# "General" Tree Frog?!?



## Groundhog (Dec 17, 2006)

Okay guys--for the first time in over ten years (actually, more) I am stumped on an ID! 

I go to Petco a few months back, and do precisely what we are not supposed to do--buy a frog I cannot identify 

Just what the hell is a "general" tree frog ?!? 

Okay, as photography is something I am almost as bad at as bowling (hey, I can sing and blow harp), a pic will probably not help... 

It is a little brownish hylid-looking thing, about the size of a squirrel tree frog, with a medium build; has lots of light yellowish-cream flecks on its back; and a real nice red suffusion on its belly, legs and toes. It cost $9.99. Its SKU # is... 

Seriously, I think it is a hylid, as it has a roundish face; I have Hyperolius, and it don't look like one.

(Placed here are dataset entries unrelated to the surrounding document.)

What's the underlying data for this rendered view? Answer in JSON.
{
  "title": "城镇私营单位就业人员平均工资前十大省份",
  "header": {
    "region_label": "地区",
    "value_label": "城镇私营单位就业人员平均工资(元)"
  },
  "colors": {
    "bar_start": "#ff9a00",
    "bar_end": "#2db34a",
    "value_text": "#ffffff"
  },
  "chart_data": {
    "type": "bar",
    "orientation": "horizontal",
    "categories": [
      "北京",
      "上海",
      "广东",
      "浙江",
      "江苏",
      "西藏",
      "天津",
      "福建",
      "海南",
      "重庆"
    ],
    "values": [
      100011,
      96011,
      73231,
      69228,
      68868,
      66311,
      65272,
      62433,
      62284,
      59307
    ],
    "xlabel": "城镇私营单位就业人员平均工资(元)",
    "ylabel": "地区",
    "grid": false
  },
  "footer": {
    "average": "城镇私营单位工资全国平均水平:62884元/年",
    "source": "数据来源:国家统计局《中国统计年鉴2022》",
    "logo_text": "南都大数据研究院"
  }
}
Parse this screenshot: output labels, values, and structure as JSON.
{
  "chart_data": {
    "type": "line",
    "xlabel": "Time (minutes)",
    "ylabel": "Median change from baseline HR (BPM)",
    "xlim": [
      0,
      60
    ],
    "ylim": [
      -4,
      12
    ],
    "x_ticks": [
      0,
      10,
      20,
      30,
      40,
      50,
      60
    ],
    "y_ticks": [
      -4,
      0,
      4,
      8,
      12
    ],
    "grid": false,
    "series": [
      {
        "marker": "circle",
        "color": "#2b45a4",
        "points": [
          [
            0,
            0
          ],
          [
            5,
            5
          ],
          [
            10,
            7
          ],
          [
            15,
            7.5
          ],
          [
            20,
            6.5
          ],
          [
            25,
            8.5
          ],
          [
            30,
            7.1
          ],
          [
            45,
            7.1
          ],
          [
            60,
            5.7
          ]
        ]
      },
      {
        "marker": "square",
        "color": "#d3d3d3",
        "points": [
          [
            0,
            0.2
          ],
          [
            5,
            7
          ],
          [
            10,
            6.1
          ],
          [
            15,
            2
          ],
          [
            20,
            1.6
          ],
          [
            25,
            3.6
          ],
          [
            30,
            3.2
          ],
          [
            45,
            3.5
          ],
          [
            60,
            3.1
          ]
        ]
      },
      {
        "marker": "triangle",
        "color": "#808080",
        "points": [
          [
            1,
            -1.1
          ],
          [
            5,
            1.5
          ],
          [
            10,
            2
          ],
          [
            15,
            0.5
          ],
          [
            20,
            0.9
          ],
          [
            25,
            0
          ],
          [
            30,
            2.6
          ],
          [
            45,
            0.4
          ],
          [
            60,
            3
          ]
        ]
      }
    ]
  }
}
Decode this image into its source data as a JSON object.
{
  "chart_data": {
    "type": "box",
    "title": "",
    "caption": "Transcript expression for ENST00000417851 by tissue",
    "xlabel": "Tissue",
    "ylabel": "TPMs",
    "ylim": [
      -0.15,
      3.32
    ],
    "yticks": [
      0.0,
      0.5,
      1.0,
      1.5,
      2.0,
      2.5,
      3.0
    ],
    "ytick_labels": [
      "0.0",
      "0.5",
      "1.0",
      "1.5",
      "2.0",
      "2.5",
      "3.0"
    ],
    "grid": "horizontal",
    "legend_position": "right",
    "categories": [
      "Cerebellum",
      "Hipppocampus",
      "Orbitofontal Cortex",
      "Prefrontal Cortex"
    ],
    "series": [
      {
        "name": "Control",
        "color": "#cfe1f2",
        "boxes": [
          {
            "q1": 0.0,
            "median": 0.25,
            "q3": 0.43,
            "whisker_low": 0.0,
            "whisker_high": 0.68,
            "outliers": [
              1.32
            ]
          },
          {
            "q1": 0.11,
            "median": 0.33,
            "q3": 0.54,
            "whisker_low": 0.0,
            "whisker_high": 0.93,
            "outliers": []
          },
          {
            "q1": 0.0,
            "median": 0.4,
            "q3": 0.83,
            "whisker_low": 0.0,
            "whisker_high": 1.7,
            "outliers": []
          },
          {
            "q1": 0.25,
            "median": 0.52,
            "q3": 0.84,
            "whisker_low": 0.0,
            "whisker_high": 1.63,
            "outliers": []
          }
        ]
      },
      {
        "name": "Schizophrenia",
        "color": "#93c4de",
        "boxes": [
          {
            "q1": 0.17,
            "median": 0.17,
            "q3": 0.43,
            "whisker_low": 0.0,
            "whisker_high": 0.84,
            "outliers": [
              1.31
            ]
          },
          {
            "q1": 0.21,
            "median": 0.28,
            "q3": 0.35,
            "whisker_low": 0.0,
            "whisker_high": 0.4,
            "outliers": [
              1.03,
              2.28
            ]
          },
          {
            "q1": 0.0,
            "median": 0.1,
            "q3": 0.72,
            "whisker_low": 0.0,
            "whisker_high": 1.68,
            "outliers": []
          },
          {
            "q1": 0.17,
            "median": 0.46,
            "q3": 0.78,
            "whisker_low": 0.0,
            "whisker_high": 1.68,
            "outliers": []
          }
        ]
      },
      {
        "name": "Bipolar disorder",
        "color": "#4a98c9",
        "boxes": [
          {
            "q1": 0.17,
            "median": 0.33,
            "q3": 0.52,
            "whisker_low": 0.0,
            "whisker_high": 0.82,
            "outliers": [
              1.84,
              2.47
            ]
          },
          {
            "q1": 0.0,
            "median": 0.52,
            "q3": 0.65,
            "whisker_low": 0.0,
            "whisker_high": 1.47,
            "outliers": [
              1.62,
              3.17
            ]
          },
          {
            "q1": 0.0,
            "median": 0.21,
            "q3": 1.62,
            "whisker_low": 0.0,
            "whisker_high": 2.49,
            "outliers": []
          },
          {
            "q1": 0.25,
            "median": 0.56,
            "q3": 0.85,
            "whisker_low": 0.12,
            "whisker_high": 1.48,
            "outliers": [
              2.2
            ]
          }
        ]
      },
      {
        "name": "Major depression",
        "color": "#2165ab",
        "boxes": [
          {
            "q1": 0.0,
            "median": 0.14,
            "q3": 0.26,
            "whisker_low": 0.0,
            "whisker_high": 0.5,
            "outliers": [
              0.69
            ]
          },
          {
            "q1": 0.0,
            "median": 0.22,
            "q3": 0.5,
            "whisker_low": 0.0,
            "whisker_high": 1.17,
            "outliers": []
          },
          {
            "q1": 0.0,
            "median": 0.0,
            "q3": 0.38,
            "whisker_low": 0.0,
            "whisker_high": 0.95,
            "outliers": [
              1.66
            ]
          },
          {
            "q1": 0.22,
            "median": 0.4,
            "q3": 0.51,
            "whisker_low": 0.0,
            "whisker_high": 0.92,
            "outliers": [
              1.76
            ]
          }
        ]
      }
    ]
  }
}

At first (s)he was shy but now acts like yer typical hylid. Could it be--no, I don't know any H. squirella or Pine Woods TFs with red undersides! 

HAS ANYONE SEEN SOMETHING LIKE THIS AT THEIR LOCAL PETCO?!? 

And if not--if I take her(?) to the Reptile Expo in White Plains, can somebody here recommend someone to help ID her? 

LET ME REITERATE: I simply do not possess the photography skills to get a usable shot. For any of you who attend the show in White Plains can you recommend someone for me to show this animal to? 

OR 

Is there someone in the NY metro area who is comfortable IDing an exotic hylid? A herpetologist at an area college who is a real expert?!? 

Er, help...


----------



## Frogtofall (Feb 16, 2006)

Even a crappy picture is better than nothing. Your description fits the bill for many.


----------



## Jer (Feb 9, 2008)

I swear I just replied to this but I don't see my post anywhere???

If it was $9.99 then it is probably green tree frog, _Hyla cinerea_.


----------